= Tai Pei Yuen =

Buddhist temple in Balestier, Singapore

Tai Pei Yuen is a Buddhist temple located along Jalan Kemaman in Balestier, Singapore.

==History==
Originally known as the Kuan Yin lodge, the temple was built on 7 Jalan Kemaman in 1938 by Chow Siew Keng, who migrated from Guangdong, China to Singapore in 1936. The original temple only included two wooden houses, as well as a statue of Guanyin. Following Chow's death in 1958, her daughter Poon Sin Kiew, took over as the temple's chief abbess under the title Venerable Sek Fatt Kuan. In 1964, the lodge was replaced by a different building. In 1980, a free clinic was established in the temple, with 16 doctors and 15 nurses.
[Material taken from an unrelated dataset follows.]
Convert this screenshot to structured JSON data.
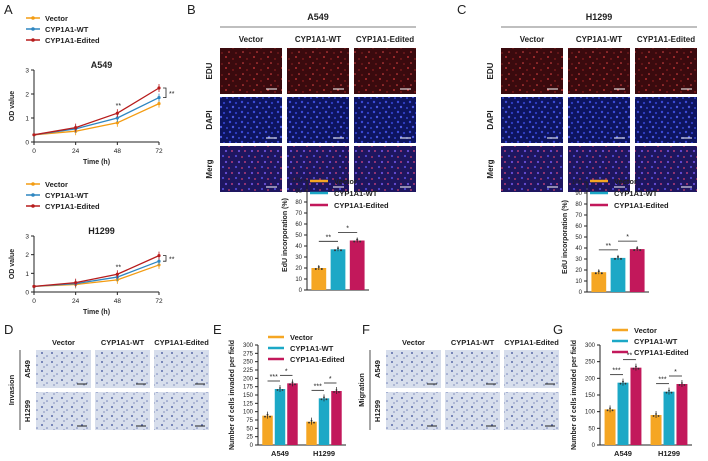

In 1984, the temple donated either 5,000 or 6,000 rice dumplings to welfare homes. Fatt Kuan presented the dumplings to Teo Cheong Tee, the parliamentary secretary for the Ministry of Community Development, at the Woodlands Home for the Aged. From there, the dumplings were distributed to welfare homes. Fatt Kuan died on 26 August 2002, with hundreds of people entering the temple to pay their respects to her.

The temple has been included in the Balestier Heritage Trail.